Dem Sohn wurde der sich abzeichnende unwiederbringliche Verlust der Mutter bewusst und er begann mit Porträts, in denen er ihr nicht nur formal, sondern auch emotional immer näher kam. Er betrachtete sie, um etwas über ihr, aber auch sein bewegtes Leben zu erfahren. Sie zu fotografieren wurde für ihn zu einer Art in einen Spiegel zu schauen und unbekannte Spuren zu finden.
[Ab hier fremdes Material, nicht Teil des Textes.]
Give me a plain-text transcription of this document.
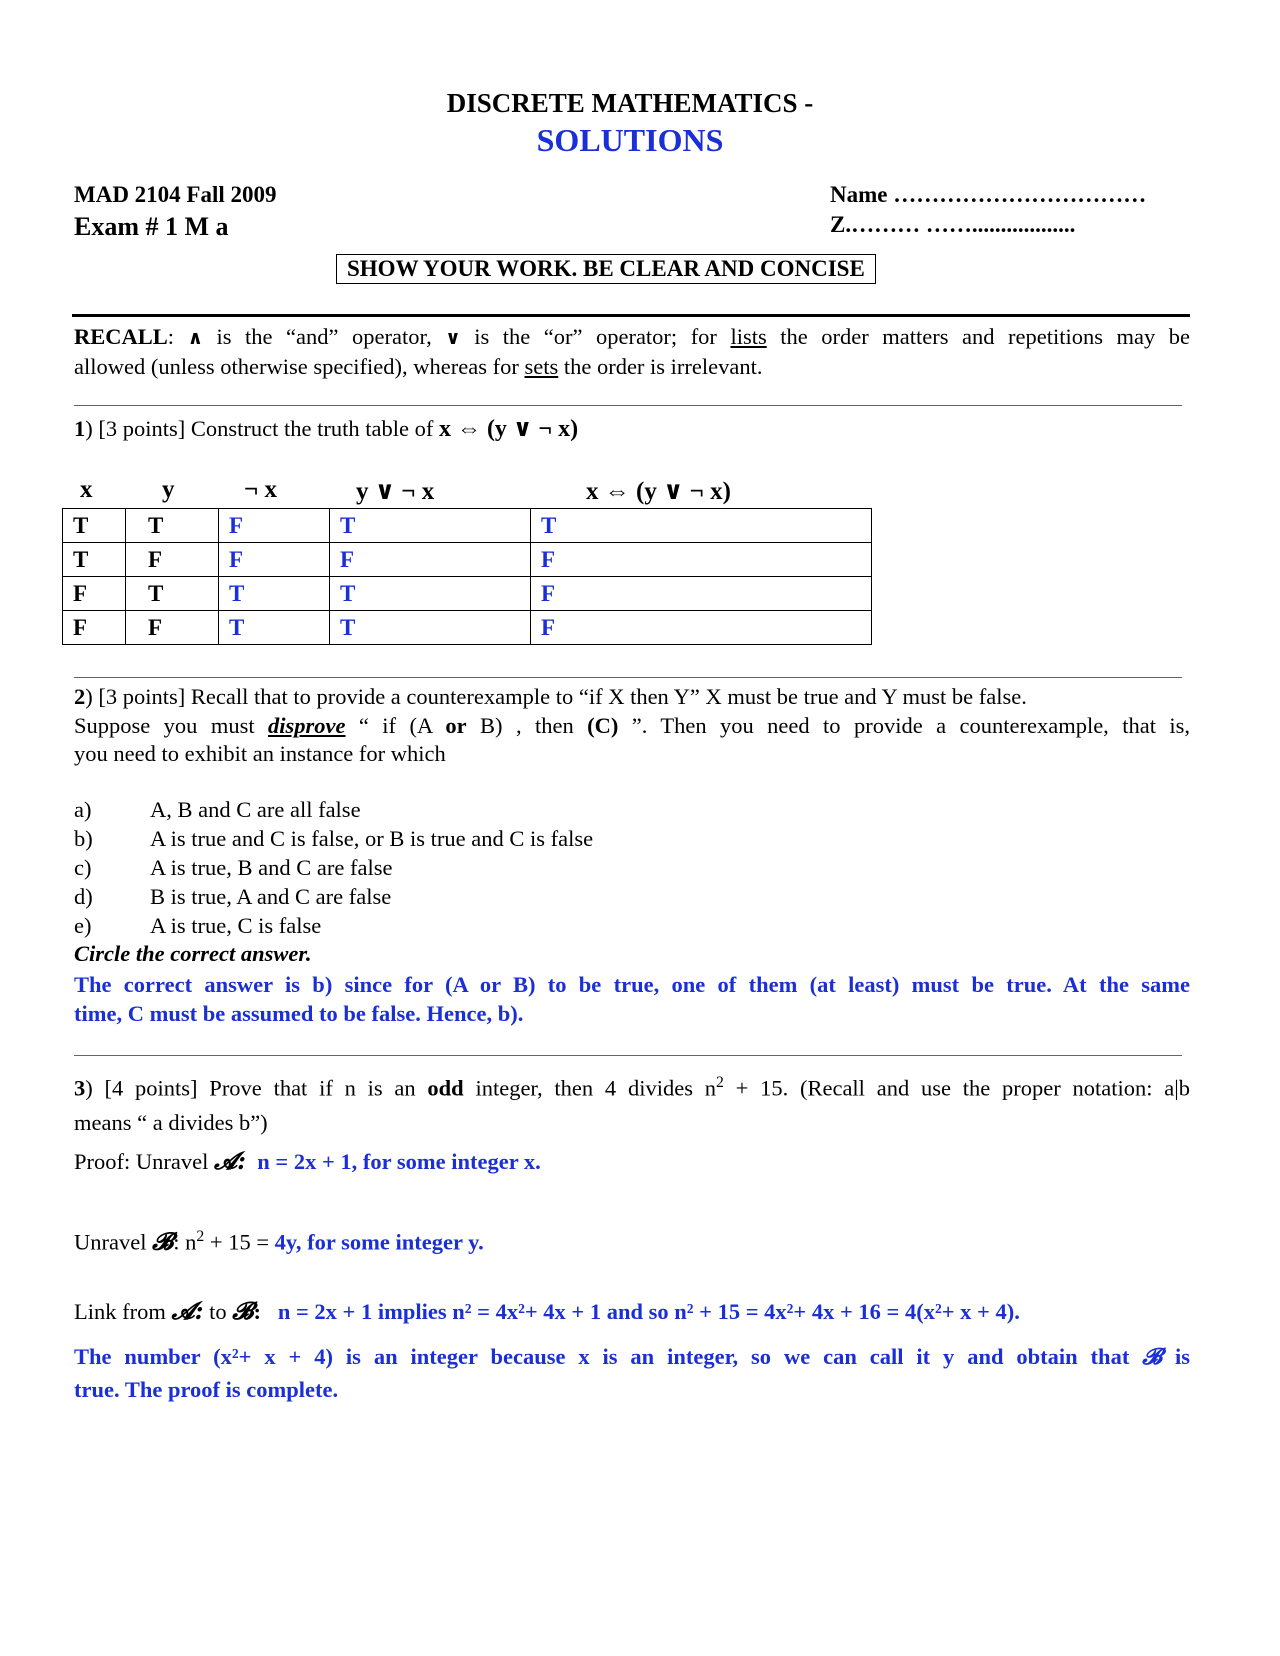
DISCRETE MATHEMATICS -
SOLUTIONS
MAD 2104 Fall 2009
Exam # 1 M a
Name ……………………………
Z.……… ……..................
SHOW YOUR WORK. BE CLEAR AND CONCISE
RECALL: ∧ is the “and” operator, ∨ is the “or” operator; for lists the order matters and repetitions may be
allowed (unless otherwise specified), whereas for sets the order is irrelevant.
1) [3 points] Construct the truth table of x ⇔ (y ∨ ¬ x)
x	y	¬ x	y ∨ ¬ x	x ⇔ (y ∨ ¬ x)
T	T	F	T	T
T	F	F	F	F
F	T	T	T	F
F	F	T	T	F
2) [3 points] Recall that to provide a counterexample to “if X then Y” X must be true and Y must be false.
Suppose you must disprove “ if (A or B) , then (C) ”. Then you need to provide a counterexample, that is,
you need to exhibit an instance for which
a)	A, B and C are all false
b)	A is true and C is false, or B is true and C is false
c)	A is true, B and C are false
d)	B is true, A and C are false
e)	A is true, C is false
Circle the correct answer.
The correct answer is b) since for (A or B) to be true, one of them (at least) must be true. At the same
time, C must be assumed to be false. Hence, b).
3) [4 points] Prove that if n is an odd integer, then 4 divides $n^2 + 15$. (Recall and use the proper notation: a|b
means “ a divides b”)
Proof: Unravel 𝓐: n = 2x + 1, for some integer x.
Unravel 𝓑: $n^2 + 15 = 4y$, for some integer y.
Link from 𝓐: to 𝓑: n = 2x + 1 implies n² = 4x²+ 4x + 1 and so n² + 15 = 4x²+ 4x + 16 = 4(x²+ x + 4).
The number (x²+ x + 4) is an integer because x is an integer, so we can call it y and obtain that 𝓑 is
true. The proof is complete.
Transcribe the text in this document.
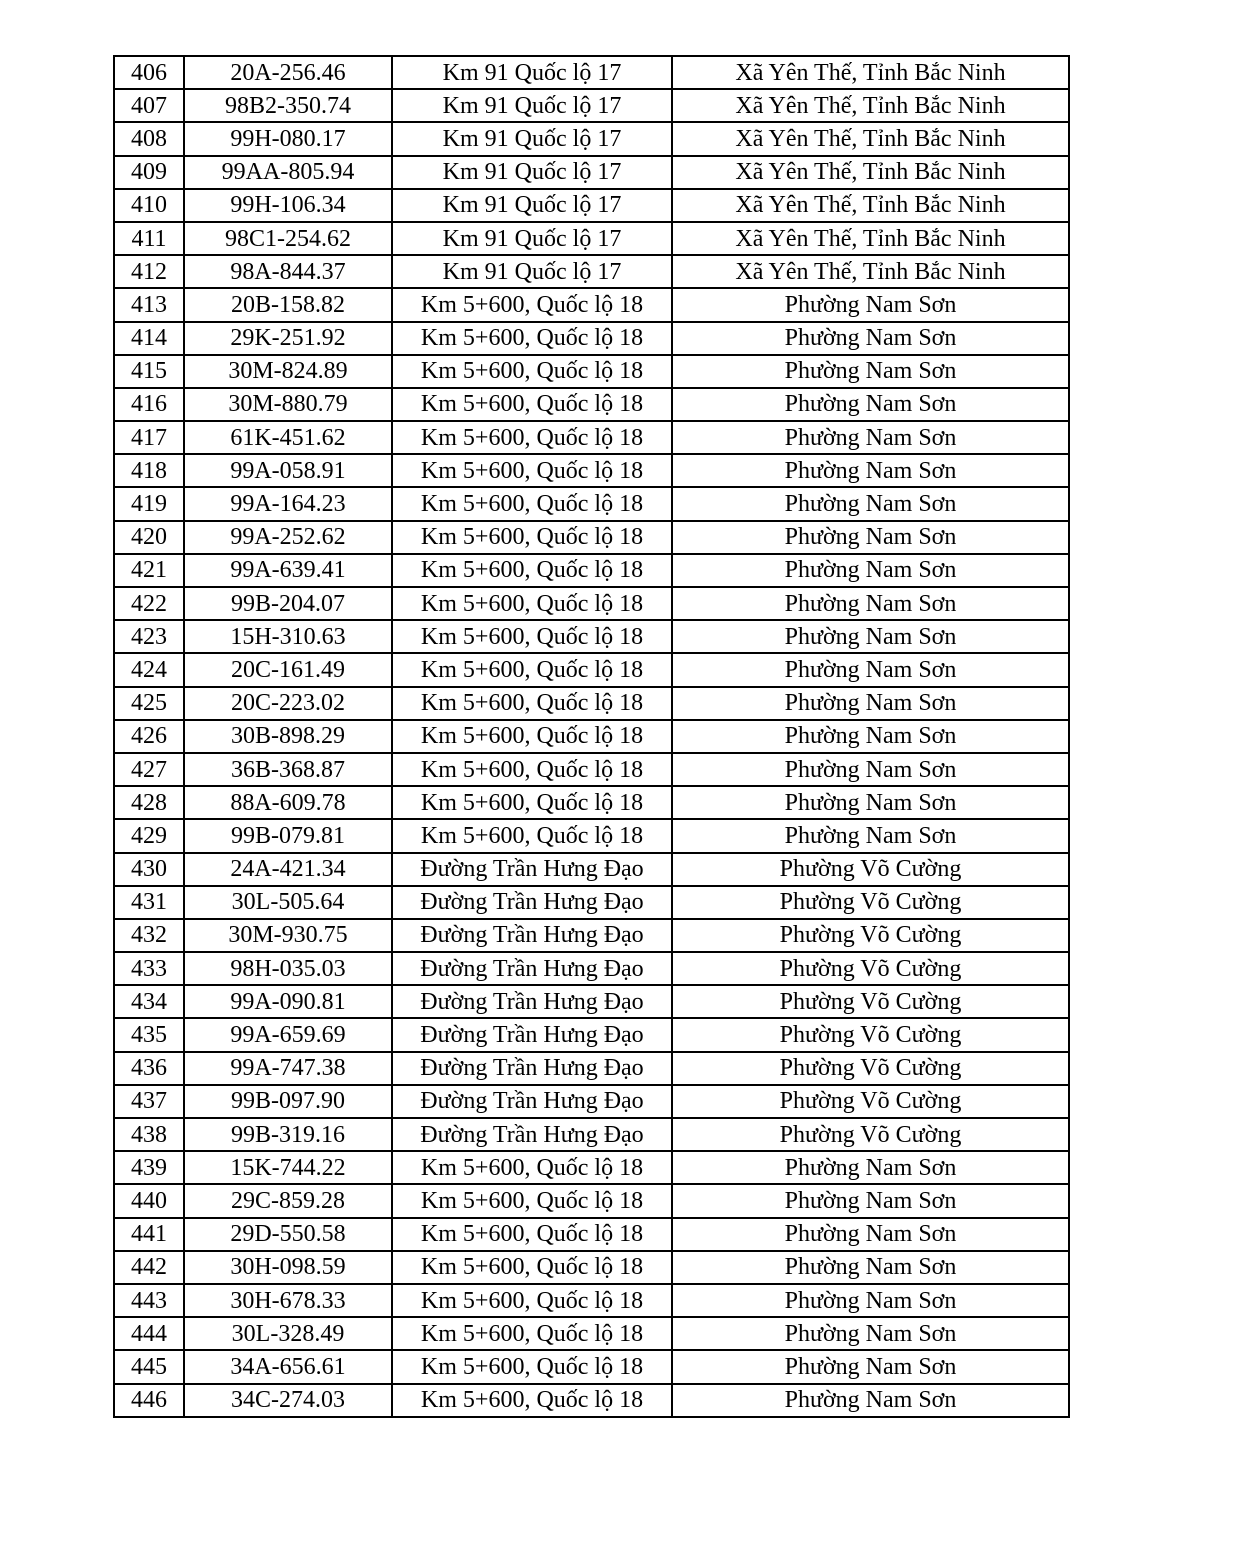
406	20A-256.46	Km 91 Quốc lộ 17	Xã Yên Thế, Tỉnh Bắc Ninh
407	98B2-350.74	Km 91 Quốc lộ 17	Xã Yên Thế, Tỉnh Bắc Ninh
408	99H-080.17	Km 91 Quốc lộ 17	Xã Yên Thế, Tỉnh Bắc Ninh
409	99AA-805.94	Km 91 Quốc lộ 17	Xã Yên Thế, Tỉnh Bắc Ninh
410	99H-106.34	Km 91 Quốc lộ 17	Xã Yên Thế, Tỉnh Bắc Ninh
411	98C1-254.62	Km 91 Quốc lộ 17	Xã Yên Thế, Tỉnh Bắc Ninh
412	98A-844.37	Km 91 Quốc lộ 17	Xã Yên Thế, Tỉnh Bắc Ninh
413	20B-158.82	Km 5+600, Quốc lộ 18	Phường Nam Sơn
414	29K-251.92	Km 5+600, Quốc lộ 18	Phường Nam Sơn
415	30M-824.89	Km 5+600, Quốc lộ 18	Phường Nam Sơn
416	30M-880.79	Km 5+600, Quốc lộ 18	Phường Nam Sơn
417	61K-451.62	Km 5+600, Quốc lộ 18	Phường Nam Sơn
418	99A-058.91	Km 5+600, Quốc lộ 18	Phường Nam Sơn
419	99A-164.23	Km 5+600, Quốc lộ 18	Phường Nam Sơn
420	99A-252.62	Km 5+600, Quốc lộ 18	Phường Nam Sơn
421	99A-639.41	Km 5+600, Quốc lộ 18	Phường Nam Sơn
422	99B-204.07	Km 5+600, Quốc lộ 18	Phường Nam Sơn
423	15H-310.63	Km 5+600, Quốc lộ 18	Phường Nam Sơn
424	20C-161.49	Km 5+600, Quốc lộ 18	Phường Nam Sơn
425	20C-223.02	Km 5+600, Quốc lộ 18	Phường Nam Sơn
426	30B-898.29	Km 5+600, Quốc lộ 18	Phường Nam Sơn
427	36B-368.87	Km 5+600, Quốc lộ 18	Phường Nam Sơn
428	88A-609.78	Km 5+600, Quốc lộ 18	Phường Nam Sơn
429	99B-079.81	Km 5+600, Quốc lộ 18	Phường Nam Sơn
430	24A-421.34	Đường Trần Hưng Đạo	Phường Võ Cường
431	30L-505.64	Đường Trần Hưng Đạo	Phường Võ Cường
432	30M-930.75	Đường Trần Hưng Đạo	Phường Võ Cường
433	98H-035.03	Đường Trần Hưng Đạo	Phường Võ Cường
434	99A-090.81	Đường Trần Hưng Đạo	Phường Võ Cường
435	99A-659.69	Đường Trần Hưng Đạo	Phường Võ Cường
436	99A-747.38	Đường Trần Hưng Đạo	Phường Võ Cường
437	99B-097.90	Đường Trần Hưng Đạo	Phường Võ Cường
438	99B-319.16	Đường Trần Hưng Đạo	Phường Võ Cường
439	15K-744.22	Km 5+600, Quốc lộ 18	Phường Nam Sơn
440	29C-859.28	Km 5+600, Quốc lộ 18	Phường Nam Sơn
441	29D-550.58	Km 5+600, Quốc lộ 18	Phường Nam Sơn
442	30H-098.59	Km 5+600, Quốc lộ 18	Phường Nam Sơn
443	30H-678.33	Km 5+600, Quốc lộ 18	Phường Nam Sơn
444	30L-328.49	Km 5+600, Quốc lộ 18	Phường Nam Sơn
445	34A-656.61	Km 5+600, Quốc lộ 18	Phường Nam Sơn
446	34C-274.03	Km 5+600, Quốc lộ 18	Phường Nam Sơn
Doch auch unter seinem tiefen - liebevollen - sezierenden Blick blieb sie seltsam schwer fassbar.

Neben dem fotografischen Eindringen und Einfühlen in ihr Selbst, war die Arbeit an der Serie gleichzeitig eine Möglichkeit ein leeres Familienalbum zu füllen. Pat Martin hatte nur wenige Fotos von sich: seine Geburt, die ersten Geburtstage. Es gab kein Bild seiner Mutter, kein fotografisches Dokument ihrer Existenz. Sie zu fotografieren, kam einem Sammeln von Erinnerungen gleich.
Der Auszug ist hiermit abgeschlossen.